モデルはまず動画の観測部分を手掛かりに「これから何が起きるか」を潜在空間で「想像」し、その視覚的手がかりをもとに最終的なテキスト予測を行います。言葉で表現しにくい動きのパターンや空間的な変化を潜在表現の形で推論チェーンに組み込む点が、従来のText-CoTとの本質的な違いです。

データセットと強化学習
手法の実現には2つの新しいコンポーネントが必要でした。1つ目はトレーニングデータセット「Future-L1-50K」です。視覚情報を加えることで予測精度が大きく向上する動画を選定するために、視覚ゲイン(pv − pt)という指標を導入しています。これは「テキストのみの予測精度」と「視覚情報も加えた予測精度」の差であり、この値が高いサンプルを優先的に収集することで、視覚的想像が実際に有効なシナリオに絞り込んでいます。

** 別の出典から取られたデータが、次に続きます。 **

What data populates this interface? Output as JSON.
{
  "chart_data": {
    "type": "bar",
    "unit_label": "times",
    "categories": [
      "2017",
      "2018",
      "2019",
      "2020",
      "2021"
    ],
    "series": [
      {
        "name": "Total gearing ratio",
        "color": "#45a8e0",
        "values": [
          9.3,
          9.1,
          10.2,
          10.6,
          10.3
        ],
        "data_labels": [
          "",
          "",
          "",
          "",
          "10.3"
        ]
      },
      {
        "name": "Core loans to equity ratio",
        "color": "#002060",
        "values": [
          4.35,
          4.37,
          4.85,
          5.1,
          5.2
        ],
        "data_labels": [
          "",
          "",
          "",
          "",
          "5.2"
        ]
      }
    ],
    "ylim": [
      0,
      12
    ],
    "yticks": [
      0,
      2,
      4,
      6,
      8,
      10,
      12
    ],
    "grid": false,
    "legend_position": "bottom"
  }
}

2つ目は強化学習の目的関数「LA-DAPO(Latent-Aware DAPO)」です。2種類の報酬を組み合わせており、「結果対比報酬」は正解と不正解の予測結果を対比して正確な予測を促します。「時間的多様性報酬」は潜在スパンが動画全体の時間的な変化を幅広くカバーするよう誘導する役割を担います。この組み合わせにより、モデルは適切なタイミングで視覚的想像を活用する能力を習得できます。
実験結果
FutureBenchにおいて、Future-L1を適用したQwen3-VL-8Bのスコアは61.0から85.4(+24.4点)へと大幅に向上し、既存のVideo-CoEを10.4ポイント上回りました。また、TwiFF-Benchでも平均スコアが2.44から3.04に改善しています。
MLLMバックボーンで動画生成と編集を統合するLoomVideoが生成タスクに焦点を当てているのと対照的に、Future-L1は動画の理解・予測に特化し、潜在表現を推論の補助として活用する独自の位置づけを持っています。
強化学習の報酬推移を見ると、学習が進むにつれてモデルが推論深度に応じて潜在スパンの使用数を動的に調整するようになることも確認されました。浅い推論では少ないスパンで済み、深い推論ほど多くの視覚的想像を活用するという振る舞いが自然に身につく点は、興味深い挙動と言えるでしょう。
まとめと今後の展望
Future-L1は「推論をすべてテキストに落とし込む」というVLMの従来の制約を超え、視覚潜在空間を推論チェーンに組み込む新しいパラダイムを提示しています。LA-DAPOの報酬設計は汎用性が高く、動画以外のマルチモーダルな推論タスクへの応用も見込まれます。
一方で限界も認識されています。論文が示す失敗事例では、野球と犬が登場するシーンで「カーペット→冷蔵庫→ダグアウト」という細粒度なイベント遷移を予測できていません。潜在表現が保持できる視覚的細部の粒度を高めることが今後の主要な改善方向となり、コードはGitHubで公開済みで研究コミュニティによる追加検証が期待されています。